Yesterday, Robert Jeffress, an evangelical pastor and close adviser to Donald J. Trump, said that the president has biblical permission and moral authority to “take out” North Korean supreme leader Kim Jong Un. Citing Romans 13, Rev. Jeffress said that God grants governments the authority to punish evildoers with whatever means necessary.
Thomas Merton was no stranger to the horrors of war.
Rev. Jeffress has added to the tensions prompted by the recent saber-rattling between U.S. and North Korean military forces. A bracing contrast to his take on Scripture can be found in the works of Thomas Merton, an American writer, mystic and Trappist monk who used apocalyptic language to demonstrate how Christians must avoid war—and any kind of religious justification for war—altogether.
Merton (1915-68) was no stranger to the horrors of war. Born at the beginning of World War I in a French town where “the world was a picture of hell,” Merton described his childhood in this way: “Not many hundreds of miles from the house where I was born, they were picking up the men who rotted in the rainy ditches among the dead horses in a forest of trees without branches along the river Marne.”
As a monk at the Trappist Abbey of Gethsemani in Kentucky, Merton wrote many books that would shape Christian thought throughout the 20th century. A persistent theme in his writings is the call for Christians to recognize their vocation as peacemakers. After living through two world wars, Merton was horrified by nuclear threats at the height of the Cold War. In an essay originally published in 1962, he writes:
There is no need to insist that in a world where another Hitler is very possible the mere existence of nuclear weapons constitutes the most tragic and serious problem that the human race has ever had to contend with. Indeed, the atmosphere of hatred, suspicion and tension in which we all live is precisely what is needed to produce Hitlers.
His horror at the mere existence of nuclear arms brought Merton to reflect on Christ’s promise of peace. Christ, the Prince of Peace, does not simply offer a kind of supernatural peace, Merton writes. Rather, he compels those who follow him to actively strive for peace in this life:
Christ Our Lord did not come to bring peace to the world as a kind of spiritual tranquilizer. He brought to His disciples a vocation and a task, to struggle in the world of violence to establish His peace not only in their own hearts but in society itself.

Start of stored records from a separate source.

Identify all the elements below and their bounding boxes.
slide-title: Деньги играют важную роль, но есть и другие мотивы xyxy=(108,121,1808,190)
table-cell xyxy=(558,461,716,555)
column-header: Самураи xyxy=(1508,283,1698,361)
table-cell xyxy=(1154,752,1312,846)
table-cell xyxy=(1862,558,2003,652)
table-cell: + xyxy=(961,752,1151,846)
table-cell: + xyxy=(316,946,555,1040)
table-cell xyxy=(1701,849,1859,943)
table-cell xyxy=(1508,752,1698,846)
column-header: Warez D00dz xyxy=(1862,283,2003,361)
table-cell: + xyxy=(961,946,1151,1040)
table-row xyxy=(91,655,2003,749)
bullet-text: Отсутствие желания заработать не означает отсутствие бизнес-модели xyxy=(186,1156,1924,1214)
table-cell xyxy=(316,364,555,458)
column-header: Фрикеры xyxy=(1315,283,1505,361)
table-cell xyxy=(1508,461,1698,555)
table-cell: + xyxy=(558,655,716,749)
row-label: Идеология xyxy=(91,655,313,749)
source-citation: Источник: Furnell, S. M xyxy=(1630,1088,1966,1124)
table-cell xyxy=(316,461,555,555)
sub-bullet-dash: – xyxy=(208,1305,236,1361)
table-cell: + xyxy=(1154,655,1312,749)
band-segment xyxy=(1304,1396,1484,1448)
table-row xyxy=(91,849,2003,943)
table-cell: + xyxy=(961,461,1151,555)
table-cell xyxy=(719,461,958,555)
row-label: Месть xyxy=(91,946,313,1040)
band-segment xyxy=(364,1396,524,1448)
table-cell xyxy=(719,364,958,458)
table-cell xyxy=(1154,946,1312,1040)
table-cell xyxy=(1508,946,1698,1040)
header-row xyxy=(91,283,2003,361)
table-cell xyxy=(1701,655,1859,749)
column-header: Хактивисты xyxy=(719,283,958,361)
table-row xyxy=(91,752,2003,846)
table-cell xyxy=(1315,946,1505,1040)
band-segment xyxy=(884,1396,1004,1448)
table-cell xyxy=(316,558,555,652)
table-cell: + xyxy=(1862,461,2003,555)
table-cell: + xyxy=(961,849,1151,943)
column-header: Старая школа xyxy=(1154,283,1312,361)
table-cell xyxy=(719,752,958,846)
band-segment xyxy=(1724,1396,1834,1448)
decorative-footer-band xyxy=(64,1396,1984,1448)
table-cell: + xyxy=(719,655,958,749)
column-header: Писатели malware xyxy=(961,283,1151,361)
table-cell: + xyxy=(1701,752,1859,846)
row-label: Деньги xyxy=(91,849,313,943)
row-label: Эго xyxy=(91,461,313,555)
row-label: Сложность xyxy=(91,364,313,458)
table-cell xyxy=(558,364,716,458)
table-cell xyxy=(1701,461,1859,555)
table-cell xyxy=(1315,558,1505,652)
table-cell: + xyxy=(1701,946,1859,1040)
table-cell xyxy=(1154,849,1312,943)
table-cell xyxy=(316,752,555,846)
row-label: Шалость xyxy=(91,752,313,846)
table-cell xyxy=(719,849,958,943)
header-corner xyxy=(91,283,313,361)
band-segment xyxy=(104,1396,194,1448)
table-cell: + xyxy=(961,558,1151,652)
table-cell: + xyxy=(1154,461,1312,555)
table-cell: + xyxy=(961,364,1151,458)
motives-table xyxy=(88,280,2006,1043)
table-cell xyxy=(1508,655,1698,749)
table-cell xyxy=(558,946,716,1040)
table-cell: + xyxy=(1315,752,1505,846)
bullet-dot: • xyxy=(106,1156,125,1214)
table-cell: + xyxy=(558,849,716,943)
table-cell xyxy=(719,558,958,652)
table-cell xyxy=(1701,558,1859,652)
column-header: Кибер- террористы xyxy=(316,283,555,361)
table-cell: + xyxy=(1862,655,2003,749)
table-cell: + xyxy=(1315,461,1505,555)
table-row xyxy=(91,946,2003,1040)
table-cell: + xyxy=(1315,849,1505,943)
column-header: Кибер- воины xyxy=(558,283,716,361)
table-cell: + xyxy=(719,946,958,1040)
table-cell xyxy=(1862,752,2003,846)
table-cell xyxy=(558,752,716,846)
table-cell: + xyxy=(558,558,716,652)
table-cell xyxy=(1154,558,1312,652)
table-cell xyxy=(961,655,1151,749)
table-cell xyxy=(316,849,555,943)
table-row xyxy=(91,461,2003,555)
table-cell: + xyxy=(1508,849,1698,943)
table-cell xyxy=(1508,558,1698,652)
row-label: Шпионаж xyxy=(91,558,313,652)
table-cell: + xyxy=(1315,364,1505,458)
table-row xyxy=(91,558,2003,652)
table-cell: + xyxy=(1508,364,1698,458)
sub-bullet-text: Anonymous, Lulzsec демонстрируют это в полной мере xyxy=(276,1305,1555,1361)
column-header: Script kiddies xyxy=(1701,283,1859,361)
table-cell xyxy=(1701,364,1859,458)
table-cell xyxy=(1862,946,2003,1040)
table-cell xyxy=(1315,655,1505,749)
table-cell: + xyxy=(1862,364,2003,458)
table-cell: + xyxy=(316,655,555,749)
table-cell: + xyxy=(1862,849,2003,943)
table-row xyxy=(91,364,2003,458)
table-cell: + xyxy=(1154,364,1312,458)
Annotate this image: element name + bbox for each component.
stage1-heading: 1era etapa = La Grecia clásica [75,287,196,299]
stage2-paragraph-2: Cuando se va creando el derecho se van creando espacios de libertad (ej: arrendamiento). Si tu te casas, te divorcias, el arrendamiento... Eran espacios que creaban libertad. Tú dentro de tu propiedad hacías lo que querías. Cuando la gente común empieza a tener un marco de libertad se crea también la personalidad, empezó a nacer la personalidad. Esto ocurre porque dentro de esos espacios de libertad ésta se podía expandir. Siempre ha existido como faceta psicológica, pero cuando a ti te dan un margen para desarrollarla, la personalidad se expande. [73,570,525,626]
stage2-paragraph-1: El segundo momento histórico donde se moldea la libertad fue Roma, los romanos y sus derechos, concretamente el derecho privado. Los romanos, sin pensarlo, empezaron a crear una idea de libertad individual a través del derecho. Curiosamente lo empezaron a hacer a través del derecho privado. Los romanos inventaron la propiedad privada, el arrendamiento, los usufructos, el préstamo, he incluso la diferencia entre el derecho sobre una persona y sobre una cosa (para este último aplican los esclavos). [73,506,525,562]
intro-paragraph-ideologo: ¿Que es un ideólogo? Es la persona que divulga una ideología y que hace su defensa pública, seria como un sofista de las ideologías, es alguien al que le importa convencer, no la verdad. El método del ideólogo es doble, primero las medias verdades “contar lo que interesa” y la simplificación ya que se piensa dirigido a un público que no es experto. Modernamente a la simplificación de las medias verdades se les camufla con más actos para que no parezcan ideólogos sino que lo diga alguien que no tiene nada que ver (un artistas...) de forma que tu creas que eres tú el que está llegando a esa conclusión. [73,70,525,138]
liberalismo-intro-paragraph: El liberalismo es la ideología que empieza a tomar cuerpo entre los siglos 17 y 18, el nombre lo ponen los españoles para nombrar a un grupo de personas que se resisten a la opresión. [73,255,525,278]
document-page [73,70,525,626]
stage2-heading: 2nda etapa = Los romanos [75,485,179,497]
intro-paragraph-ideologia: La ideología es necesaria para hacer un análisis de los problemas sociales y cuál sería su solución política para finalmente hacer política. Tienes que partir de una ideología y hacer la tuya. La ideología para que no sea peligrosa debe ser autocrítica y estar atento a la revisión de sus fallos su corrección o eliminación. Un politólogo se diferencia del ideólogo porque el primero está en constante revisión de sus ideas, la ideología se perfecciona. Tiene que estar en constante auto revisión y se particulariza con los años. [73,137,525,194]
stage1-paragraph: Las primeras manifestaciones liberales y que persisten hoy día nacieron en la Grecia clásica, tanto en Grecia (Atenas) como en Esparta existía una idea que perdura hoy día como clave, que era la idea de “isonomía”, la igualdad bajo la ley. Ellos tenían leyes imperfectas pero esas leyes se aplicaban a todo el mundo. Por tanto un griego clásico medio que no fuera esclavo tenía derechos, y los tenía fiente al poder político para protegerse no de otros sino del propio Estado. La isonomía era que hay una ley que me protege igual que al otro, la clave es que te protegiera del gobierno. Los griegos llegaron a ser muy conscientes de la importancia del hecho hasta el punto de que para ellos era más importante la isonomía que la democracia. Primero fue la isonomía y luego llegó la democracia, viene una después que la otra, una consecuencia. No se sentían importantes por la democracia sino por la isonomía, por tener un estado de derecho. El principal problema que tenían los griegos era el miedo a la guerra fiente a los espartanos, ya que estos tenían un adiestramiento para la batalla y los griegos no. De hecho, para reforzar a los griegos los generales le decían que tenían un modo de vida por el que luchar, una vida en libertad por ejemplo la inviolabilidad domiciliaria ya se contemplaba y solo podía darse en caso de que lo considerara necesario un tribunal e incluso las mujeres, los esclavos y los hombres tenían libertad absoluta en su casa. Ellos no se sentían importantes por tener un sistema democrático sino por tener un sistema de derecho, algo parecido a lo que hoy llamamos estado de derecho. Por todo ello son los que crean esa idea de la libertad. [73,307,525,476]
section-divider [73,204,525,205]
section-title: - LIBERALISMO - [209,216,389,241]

This is Merton’s principal point: Christians may not excuse themselves from the work of building peace in the world. It is the vocation Christ gives us in baptism. Amid North Korean nuclear missile tests and American promises of “fire and fury,” calls for peace may sound naïve. Yet Merton reminds Christians of the responsibility that comes with our baptism. As the world commemorates and mourns the 72nd anniversary of the bombings of Hiroshima and Nagasaki, Merton’s critique of Christian failure to recognize this vocation is especially poignant:
There can be no doubt that Hiroshima and Nagasaki were, though not fully deliberate crimes, nevertheless crimes. And who was responsible? No one. Or “history.” We cannot go on playing with nuclear fire and shrugging off the results as “history.” We are the ones concerned. We are the ones responsible. History does not make us, we make it—or end it.
Given this responsibility, Merton advises Christians on how they can live the vocation of peace in the world of nuclear threats. In a letter penned to his friend Etta Gullick in the 1960s, Merton writes:
I do not mean to say that you have to swim out to nuclear submarines carrying a banner, but it is absolutely necessary to take a serious and articulate stand on the question of nuclear war…. The passivity, the apparent indifference, the incoherence of so many Christians on this issue, and worse still, the active belligerency of some religious spokesmen, especially in this country, is rapidly becoming one of the most frightful scandals in the history of Christendom.
Merton believed that Christians had a simple choice with regard to the scandal of violence in Christian history: Do we continue (actively or passively) betraying our vocation as peacemakers or do we make a stand for an end to violence? In Seeds of Destruction (1980), he writes:
What are we, the dwindling and confused Christian minority in the West, going to do? Or at least, what do we really want to do? Do we intend to settle our problems peacefully or by force? Have we anything left to say about it at all? Have not the decisions been taken, to a great extent, out of our hands? Not yet. Among our leaders, some are Christians…. These leaders will (we hope) take kindly to suggestions and to pleas that are based on Christian ethical norms.
If Merton was alive today, I suspect he would not be surprised by the words of Pastor Jeffress, but his response would be sharp and challenging to us all.